The Bag Lady is taking a page from her cousin Leah's blog today and posting about gratitude.
She is grateful for the fact that she lives a rural life-style and has access to a bounty of all manner of things, but especially home-grown food. Recently, a neighbour pointed out that a fellow down the road from him had raised some pigs that were now ready for sale for slaughter. The Rancher and the Bag Lady were more than happy at the opportunity to buy pork on the hoof.
The neighbour and the Rancher hooked onto the stock trailer and picked up the pigs, then took them to an abattoir. The Bag Lady defrosted and re-arranged her deep freezers in preparation.
Soon there will be a bounty of pork and ham and bacon in the freezers, and for this the Bag Lady is grateful.
(How do you feel about meeting your meat, so to speak?)
Fine looking hogs you've got there.
Having enough food is the best. We have so much here compared to other parts of the world. We take it for granted instead of being thankful for it. Good for you for acknowledging it.
As an old farm girl I grew up looking my food in the eye and I'm cool with it.
Welcome to Gratitude Monday. Use as needed.
One friend of mine's family used to raise one beef cow per year. They would name them things like Hamburger and T-bone, so as not to get too attached.
Enjoy your pork!
Leah - just realized I forgot to add the link to your blog. Will remedy that immediately.
Messymimi - as a society, we have become removed from where our food comes from.
You've got a couple of pretty piggies, there! (I love bacon.)
Thanks, Cheryl! I love bacon, too!
I did meet my meat when I was a child. That was because in those days we had no choice if we wanted to have some. I remember the boiling barrel and the tripod they used to dip the pig in. I'm sure today i couldn't bear to see Wilbur killed if I met him. I've grown into an adult wimp.
I'm grateful to all the farmers and ranchers who work hard to feed us!
My uncle has raised a variety of animals over the years, and some were indeed for the purpose of eventual eating. I distinctly remember eating at his house one day and he told us which animal it was by name. We had helped feed Nancy the pig. My response? "Nancy is delicious!"
Of course, I'm not having to do the actual slaughter, rendering, etc., but I have no problem with knowing from whence my food comes.
My youngest son, however, turns green when you discuss the origins of meat.
Redbush - I, too, am a bit of a wimp when it comes to the actual slaughtering. Every animal on the place would die of old age if it were up to me to have to kill them!
Spokalulu - perhaps your son will grow out of that.... :)
My reaction to meeting the pig (chicken, turkey, cow) would be: Please pass the tofu. And yes, I grew up in the country and we had chickens and there were cows grazing in the pasture across the road. Didn't help.
Hope you and the Rancher enjoy your pork though. :)
JavaChick - I was the same way when I first moved to the ranch. The first time we slaughtered a steer, I cried. The local butcher came to the ranch and shot him in the corral.... we never did it that way again!
When I was little we lived across the back fence from Mr. M's Black Angus cattle. My parents made it clear that the meat on our table came from cows like them. (Beef at our house had no distinguishing name: it was meat. Pork, chicken, turkey, were all spoken of by name. Beef was described only by the cut.)
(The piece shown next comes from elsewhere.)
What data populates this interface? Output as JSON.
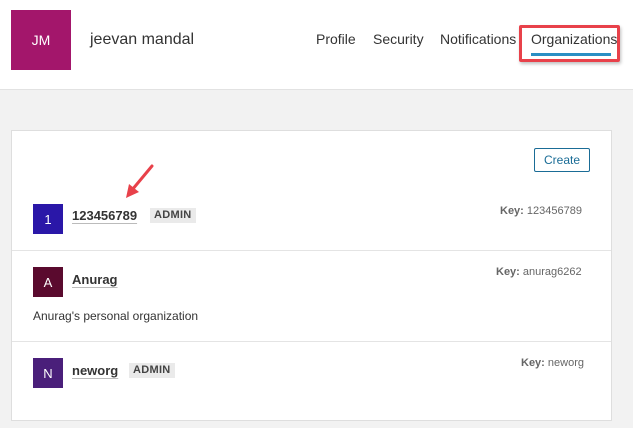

Those are really pretty hogs. Are they any particular breed? It makes me feel really antique to know that some of the breeds I knew as a child have disappeared from the gene pool.
Mary Anne in Kentucky
Mary Anne - unfortunately, I do not know what breed they are, but I agree, they are good-looking pigs! I hope they taste good, too!
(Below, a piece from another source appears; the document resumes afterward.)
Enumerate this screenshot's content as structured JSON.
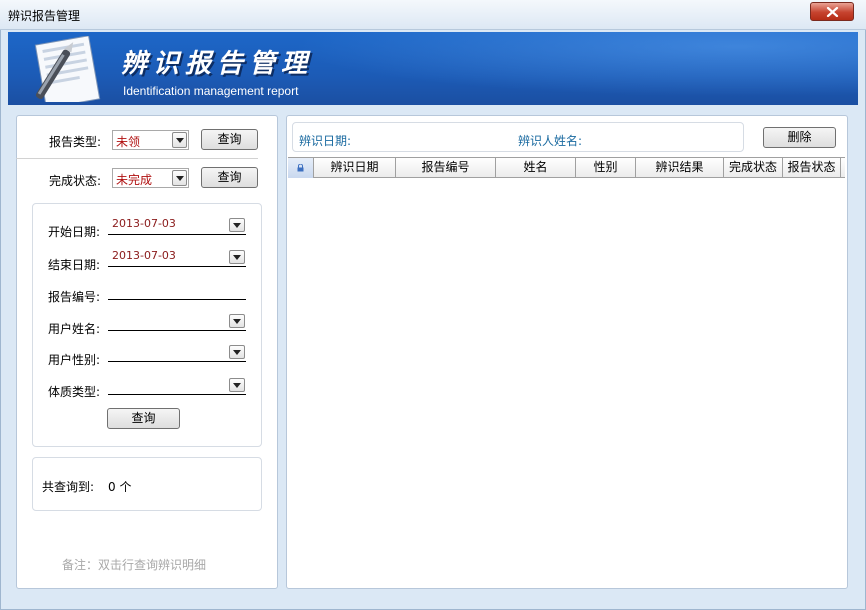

If we were driving past a field of cows, my Dad used to say 'Look at all the Big Macs!' He now thinks that may have been a mistake.
Well I have no problem looking my food in the face, but, I would not be able to butcher it. Actually, I suppose if there was no other choice, yeah, I prolly could - I wouldn't like it, but I could force myself to do it to live. Nice looking pigs there.
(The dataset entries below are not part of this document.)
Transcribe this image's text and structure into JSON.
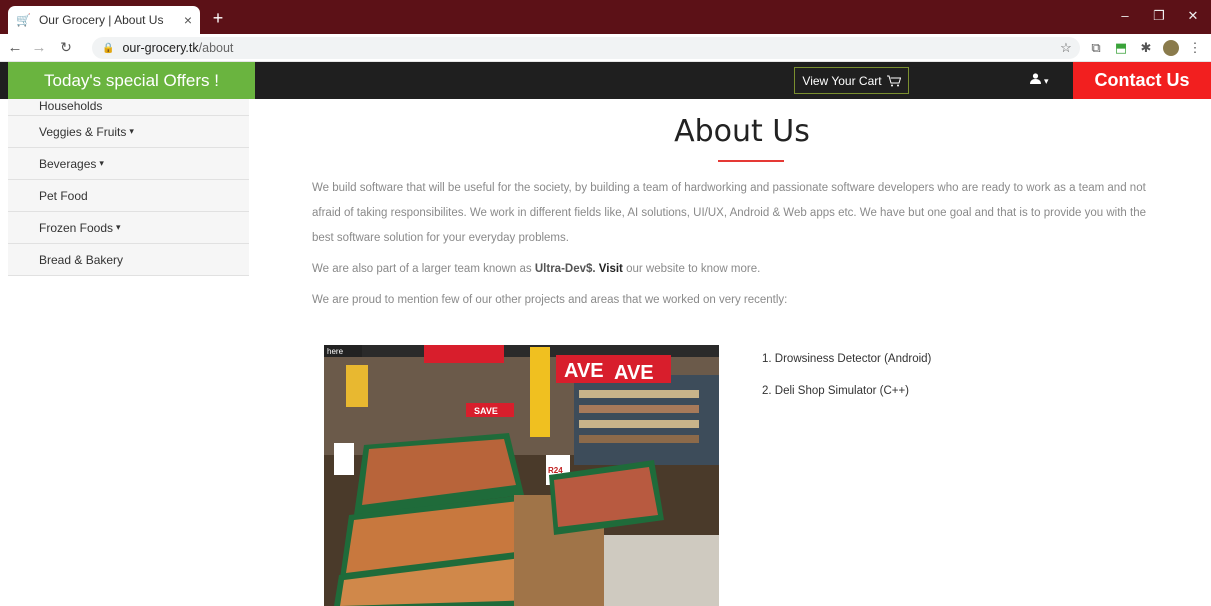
{
  "browser": {
    "tab_title": "Our Grocery | About Us",
    "tab_close": "×",
    "new_tab": "+",
    "url_host": "our-grocery.tk",
    "url_path": "/about",
    "window_controls": [
      "–",
      "❐",
      "✕"
    ],
    "nav_icons": [
      "back-icon",
      "forward-icon",
      "reload-icon"
    ]
  },
  "topnav": {
    "offers": "Today's special Offers !",
    "cart": "View Your Cart",
    "contact": "Contact Us"
  },
  "sidebar": {
    "items": [
      {
        "label": "Households",
        "caret": false
      },
      {
        "label": "Veggies & Fruits",
        "caret": true
      },
      {
        "label": "Beverages",
        "caret": true
      },
      {
        "label": "Pet Food",
        "caret": false
      },
      {
        "label": "Frozen Foods",
        "caret": true
      },
      {
        "label": "Bread & Bakery",
        "caret": false
      }
    ]
  },
  "main": {
    "heading": "About Us",
    "paragraph1": "We build software that will be useful for the society, by building a team of hardworking and passionate software developers who are ready to work as a team and not afraid of taking responsibilites. We work in different fields like, AI solutions, UI/UX, Android & Web apps etc. We have but one goal and that is to provide you with the best software solution for your everyday problems.",
    "paragraph2_prefix": "We are also part of a larger team known as ",
    "paragraph2_team": "Ultra-Dev$.",
    "paragraph2_link": "Visit",
    "paragraph2_suffix": " our website to know more.",
    "paragraph3": "We are proud to mention few of our other projects and areas that we worked on very recently:",
    "projects": [
      "1. Drowsiness Detector (Android)",
      "2. Deli Shop Simulator (C++)"
    ],
    "photo_signs": [
      "here",
      "SAVE",
      "AVE",
      "AVE",
      "SAVE",
      "R24"
    ]
  }
}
I don't think I could kill my meat (other than a fish), but I like knowing where it came from. Putting a face to the...er...meat...lets me know the animal was healthy and comfortable in it's life. I like knowing an animal wasn't raised in horrible conditions just for me.
This reminds me of when you rendered lard a few years ago...are you thinking of trying it again?
JavaChick - LOL
Reb - I would probably eat a lot more veggies if I had to actually kill my own meat!
Geo - no, won't be rendering lard this time around - that reminds me - still have some in the freezer! Must make pastry for Christmas.
I couldn't do it myself, but I'm a total hypocrite because I'm not a vegetarian!